P Snowboard

Roland Fischnaller (links) strahlte als Zweitplatziert vom Podest (Foto: M. Matavz)

Roland Fischnaller ist zurück: Zweiter in Cortina!

Südtirols Ausnahmesnowboarder ist wieder da, wo er über sechs Jahre regelmäßig stand: am Weltcuppodium. Der 37-jährige Villnößer trumpfte am Freitag beim Parallelriesentorlauf in Cortina auf. Er musste sich erst im Finale dem Österreicher Alexander Payer geschlagen geben.

30 Mal stand Roland Fischnaller in der wichtigsten internationalen Rennserie bereits am Podium, doch im olympischen Riesentorlauf ist ihm dieses Kunststück seit drei Jahren nicht mehr gelungen. Es muss sich für den erfolgsverwöhnten Südtiroler angefühlt haben wie eine Ewigkeit. Nun ist dieser Bann gebrochen - und das auf beeindruckende Art und Weise.

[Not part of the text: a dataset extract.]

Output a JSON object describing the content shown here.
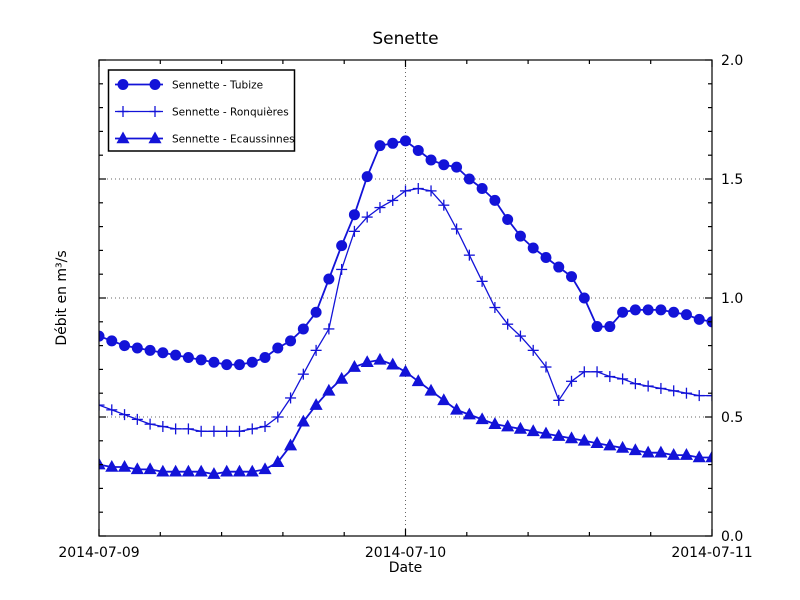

Nur 24 Stunden, nachdem er beim Heimweltcup in Carezza mit Platz fünf aufhorchen ließ, steigerte sich Fischnaller im dichten Nebel von Cortina nochmal gehörig und schaltete in der K.o.-Phase einen Rivalen nach dem anderen aus. Zunächst erwischte es den Deutschen Patrick Bussler, dann den Bulgaren Radoslav Yanko und Sylvain Dufour aus Frankreich, den er bereits tags zuvor in die Schranken gewiesen hatte. Erst im mit Spannung erwarteten Finale gegen Payer war Fischnaller chancenlos. So stand ihm der zweite Endrang zu Buche.


Die weiteren Südtiroler enttäuschen

Fischnaller war der einzige der heimischen Snowboarder, der bei den äußerst schwierigen Bedingungen im Olympiaort von 1956 allesamt in der Qualifikation scheiterten. Quali-Sieger Mirko Felicetti war, neben Fischnaller der einzige Azzurro in den Finalrunden, allerdings schied er im Viertelfinale aus.

Besonderes Pech hatte der Langtauferer Edwin Coratti, dem als 17. nur eine Hundertstel zur Qualifikation fehlte. Marc Hofer fuhr mit Platz 24 ein respektables Ergebnis ein, während Christoph Mick (23.), Daniele Bagozza (29.), Gabriel Messner (34.), vor allem aber Aaron March (38.) deutlich hinter ihren Möglichkeiten blieben.


Ledecka landet den Doppelpack


Selbiges gilt für Nadya Ochner, die sich als Quali-31. früh aus dem Bewerb verabschieden musste. Aline Moroder, Vivien Santifaller und Jasmin Coratti belegten die Plätze 46, 48 und 51.

In der Finalrunde der Frauen hatte hingegen wieder Ester Ledecka ihren großen Auftritt. Sie feierte ihren zweiten Sieg binnen zwei Tagen. In Cortina bezwang sie im Finale die deutsche Selina Jörg, Dritte wurde "Oldie" Claudia Riegler aus Österreich.